Изменить размер шрифта - +
Разрешите спросить: по каким причинам?

Редактор в упор смотрел на него.

— Во-первых, мы бы нарушили основной принцип «Хроники», если бы на данном этапе склонились к компромиссу. А, во-вторых, невинного амнистировать нельзя.

Снова молчание. Спротт аккуратно вложил платок в нагрудный карман.

— Вы сказали: «на данном этапе». Могу я поинтересоваться: какова ваша конечная цель?

— Добиться полного оправдания и освобождения заключенного Мэфри, — громко и четко ответил Мак-Ивой. — Добиться досконального, открытого и беспристрастного расследования обстоятельств, приведших к его осуждению… и, если была допущена несправедливость… добиться полного возмещения и приемлемого удовлетворения за страшные страдания, причиненные невиновному человеку.

Сэр Мэтью поднял брови и улыбнулся. Во всяком случае, попытался изобразить снисходительную усмешку, но лицевые мускулы уже не до конца повиновались ему, и черты его исказила кривая, растерянная гримаса. Он поспешно поднес руку к подбородку. И некоторое время держал ее так: казалось, его поразил тяжелый, нервный шок. Наконец усилием воли он заставил себя подняться.

— Я могу лишь надеяться, джентльмены, что вы не пожалеете об избранной вами линии поведения, — холодно сказал он. — Нет нужды говорить, что я буду препятствовать вам в пределах моих возможностей. И советую помнить, что борьба с высшей властью — дело, которое может вам дорого обойтись.
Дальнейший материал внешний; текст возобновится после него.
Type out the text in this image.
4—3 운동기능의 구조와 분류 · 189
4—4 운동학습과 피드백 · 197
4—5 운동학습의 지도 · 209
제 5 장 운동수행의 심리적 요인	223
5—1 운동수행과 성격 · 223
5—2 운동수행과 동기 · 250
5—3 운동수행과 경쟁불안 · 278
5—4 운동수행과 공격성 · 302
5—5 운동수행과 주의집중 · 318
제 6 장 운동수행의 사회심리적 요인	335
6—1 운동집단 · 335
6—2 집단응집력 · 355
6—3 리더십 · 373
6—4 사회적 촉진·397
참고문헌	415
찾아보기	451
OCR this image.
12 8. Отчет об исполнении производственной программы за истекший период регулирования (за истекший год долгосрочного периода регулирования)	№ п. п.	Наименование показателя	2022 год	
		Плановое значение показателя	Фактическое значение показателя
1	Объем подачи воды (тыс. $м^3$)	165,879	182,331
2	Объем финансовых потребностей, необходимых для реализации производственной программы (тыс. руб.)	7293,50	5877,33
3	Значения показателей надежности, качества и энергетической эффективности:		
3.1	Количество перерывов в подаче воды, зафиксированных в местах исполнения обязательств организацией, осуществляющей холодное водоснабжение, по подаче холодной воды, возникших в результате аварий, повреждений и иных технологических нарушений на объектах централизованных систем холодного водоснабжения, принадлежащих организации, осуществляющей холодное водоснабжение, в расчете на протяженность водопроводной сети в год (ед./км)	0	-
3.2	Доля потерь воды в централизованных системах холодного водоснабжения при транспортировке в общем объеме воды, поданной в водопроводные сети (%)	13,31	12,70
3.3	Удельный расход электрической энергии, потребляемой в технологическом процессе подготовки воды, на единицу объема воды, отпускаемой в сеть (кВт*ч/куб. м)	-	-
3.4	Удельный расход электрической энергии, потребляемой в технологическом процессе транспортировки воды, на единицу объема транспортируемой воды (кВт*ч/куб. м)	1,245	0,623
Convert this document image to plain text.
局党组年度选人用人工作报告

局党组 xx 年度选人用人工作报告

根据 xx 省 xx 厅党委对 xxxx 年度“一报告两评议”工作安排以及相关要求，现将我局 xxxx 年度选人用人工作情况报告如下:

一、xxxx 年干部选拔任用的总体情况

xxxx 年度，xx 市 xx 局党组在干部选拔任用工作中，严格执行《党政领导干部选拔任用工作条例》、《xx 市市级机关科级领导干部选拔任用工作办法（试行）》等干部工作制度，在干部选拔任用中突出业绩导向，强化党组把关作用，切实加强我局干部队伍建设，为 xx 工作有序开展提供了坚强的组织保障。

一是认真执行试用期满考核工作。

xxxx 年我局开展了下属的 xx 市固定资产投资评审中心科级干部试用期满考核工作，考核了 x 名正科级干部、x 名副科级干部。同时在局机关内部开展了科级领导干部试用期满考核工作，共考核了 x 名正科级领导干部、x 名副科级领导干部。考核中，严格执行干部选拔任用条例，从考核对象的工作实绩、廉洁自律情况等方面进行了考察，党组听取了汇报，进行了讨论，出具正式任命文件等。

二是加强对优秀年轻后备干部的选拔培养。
Слишком он был опытен, слишком хорошо умел играть перед публикой, чтобы не суметь сейчас до конца совладать с собой. Он медленно кивнул каждому поочередно и спокойно вышел из комнаты. Но лицо у него было серое. И шел он тяжелой походкой больного человека.

В конце недели Мак-Ивой предусмотрительно повел на страницах «Хроники» кампанию по организации Фонда борьбы за освобождение Мэфри законным путем. Деньги начали поступать со всех концов королевства. Потирая руки, редактор взволнованно заметил:

— Дело принимает общенациональный характер. События назревают.

Если общественному мнению дать волю, событие, взволновавшее народ, может вызвать гигантскую волну протеста. Начинается все порой с еле слышного шепота, с нескольких слов, произнесенных вполголоса каким-то человеком, но шепот этот нарастает, ползет и ширится, с невероятной быстротой набирая силу, пока не превратится в ураган. Когда возникает такая буря, людям, находящимся у власти, нечего и пытаться ее остановить. Они должны либо подчиниться этой силе, либо она сметет их со своего пути. Вот тогда-то и выясняется, чьим интересам служит правительство — интересам народа или своим собственным.

Так получилось и с делом Риза Мэфри. В свое время поговорили в той местности, где шел суд, и вскоре забыли — оно кануло в забвение на пятнадцать лет. А теперь, пользуясь выражением Мак-Ивоя, оно «приобрело общенациональный характер». Одна за другой газеты больших городов стали требовать беспристрастного расследования фактов. Миллионы слов прошли через уставшие линотипы, отстаивая Мэфри. Писатели и политики, проповедники всех вероисповеданий, публицисты, лекторы, университетские профессора, руководители профсоюзов, крупные ученые, известные актеры, знаменитые врачи — все присоединили свои голоса к общему хору. В различных городах возникли Общества спасения Риза Мэфри. Были выпущены и распроданы по всей стране «пуговицы Мэфри». Дети, которые еще не родились, когда он был осужден, целыми школами выходили на демонстрацию с плакатами «Свободу Мэфри!». Никакое существо из плоти и крови, а тем более шаткое правительство не могло противостоять подобному натиску.

Однажды серым, унылым днем, в конце месяца, Мак-Ивой и Данн сидели в кабинете редакции, — вернее, не столько сидели, сколько молча и бесцельно шагали по комнате, измученные непрерывным напряжением предшествующих дней, — как вдруг из коридора до них донеслись крики.